Implicit VS Explicit Conversion
Solution 1:
one uses a Y's constructor and one uses the assignment operator though.
Nope. In the second case it's not an assignment, it's an initialization, the assignment operator (operator=
) is never called; instead, a non-explicit
one-parameter constructor (that accepts the type X
as a parameter) is called.
The difference between initialization and assignment is important: in the first case, a new object is being created, and it starts its life with the value that it is being initialized with (hence why a constructor is called), while assignment happens when an object is assigned (~copied) to an object that already exists and already is in a definite state.
Anyway, the two forms of initialization that you wrote differ in the fact that in the first case you are explicitly calling a constructor, and thus any constructor is acceptable; in the second case, you're calling a constructor implicitly, since you're not using the "classical" constructor syntax, but the initialization syntax.

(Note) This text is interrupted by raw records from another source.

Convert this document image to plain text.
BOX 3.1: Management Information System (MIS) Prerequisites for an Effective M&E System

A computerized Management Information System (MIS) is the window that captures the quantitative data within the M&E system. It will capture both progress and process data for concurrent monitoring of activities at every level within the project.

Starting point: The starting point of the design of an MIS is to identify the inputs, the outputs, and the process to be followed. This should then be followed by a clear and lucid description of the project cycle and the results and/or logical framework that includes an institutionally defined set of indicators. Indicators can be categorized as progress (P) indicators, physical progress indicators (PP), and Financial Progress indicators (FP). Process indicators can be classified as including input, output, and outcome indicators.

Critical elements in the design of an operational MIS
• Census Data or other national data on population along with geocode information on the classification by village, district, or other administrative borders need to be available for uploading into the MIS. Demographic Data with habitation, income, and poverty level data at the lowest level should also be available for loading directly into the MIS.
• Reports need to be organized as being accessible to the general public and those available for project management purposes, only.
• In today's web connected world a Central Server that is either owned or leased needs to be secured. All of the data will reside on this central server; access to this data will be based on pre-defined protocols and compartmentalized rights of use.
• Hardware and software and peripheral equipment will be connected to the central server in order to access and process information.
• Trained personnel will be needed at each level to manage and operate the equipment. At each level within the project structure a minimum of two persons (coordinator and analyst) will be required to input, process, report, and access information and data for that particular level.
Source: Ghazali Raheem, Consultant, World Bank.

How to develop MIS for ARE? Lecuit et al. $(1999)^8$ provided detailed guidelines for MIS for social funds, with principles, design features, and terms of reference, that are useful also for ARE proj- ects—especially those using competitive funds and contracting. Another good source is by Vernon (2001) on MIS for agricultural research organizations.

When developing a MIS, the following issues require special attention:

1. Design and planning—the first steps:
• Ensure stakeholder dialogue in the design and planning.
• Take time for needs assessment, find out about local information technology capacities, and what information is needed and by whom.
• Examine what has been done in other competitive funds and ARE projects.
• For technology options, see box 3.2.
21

In this case, only one-parameter constructors not marked with explicit
are acceptable. Such constructors are called by some people "converting" constructors, because they are involved in implicit conversions.
As specified in this other answer, any constructor not marked as explicit
can take part in an implicit conversion for e.g. converting an object passed to a function to the type expected by such function. Actually, you may say that it's what happens in your second example: you want to initialize (=create with a value copied from elsewhere) y
with x
, but x
first has to be converted to type Y
, which is done with the implicit constructor.
This kind of implicit conversion is often desirable: think for example to a string class that has a converting (i.e. non-explicit
) constructor from a const char *
: any function that receives a string
parameter can also be called with a "normal" C-string: because of the converting constructor the caller will use C-strings, the callee will receive its string
object.
Still, in some cases one-parameters constructors may not be appropriate for conversion: usually this happens when their only parameter is not conceptually "converted" to the type of the object being created, but it is just a parameter for the construction; think for example about a file stream object: probably it will have a constructor that accepts the name of the file to open, but it makes no sense to say that such string is "converted" to a stream that works on that file.
You can also find some more complex scenarios where these implicit conversions can completely mess-up the behavior that the programmer expects from overload resolution; examples of this can be found in the answers below the one I linked above.
More simply, it can also happen that some constructors may be very heavyweight, so the class designer may want to make sure that they are invoked explicitly. In these cases, the constructor is marked as explicit
, so it can be used only when called "explicitly as a constructor" and doesn't take part in implicit conversions.
Solution 2:
The first form is direct initialization. The second is copy initialization.
Copy initialization implicitly calls a converting constructor or conversion operator and then explicitly calls a copy constructor (the copy constructor call may be elided, but an accessibility check must still be performed).
Consider a third possibility, which is copy-initialization, but the conversion is explicit:
Y y = Y(x);
or
Y y = (Y)x;
Solution 3:
one uses the assignment operator though
No, it does not. It calls the constructor directly.
The reason why one is explicit and one is implicit is because implicit conversions can happen when you don't want them to. Explicit ones cannot. The easiest example of this is bool.
Let's say that you invent some type which can be either true or false- like a pointer. Then let's further say that you decide that in order to make life easier for your users, you let it convert to bool implicitly. This is great- right up until the point where one of your users does something dumb.
int i = 0;
i = i >> MyUDT();
Oh wait- why does that even compile? You can't shift a MyUDT at all! It compiles because bool
is an integral type. The compiler implicitly converted it to a bool, and then to something that can be shifted. The above code is blatantly dumb- we only want people to be able to convert to a bool, not a bool and anything else that a bool might want to do.
This is why explicit conversion operators were added to C++0x.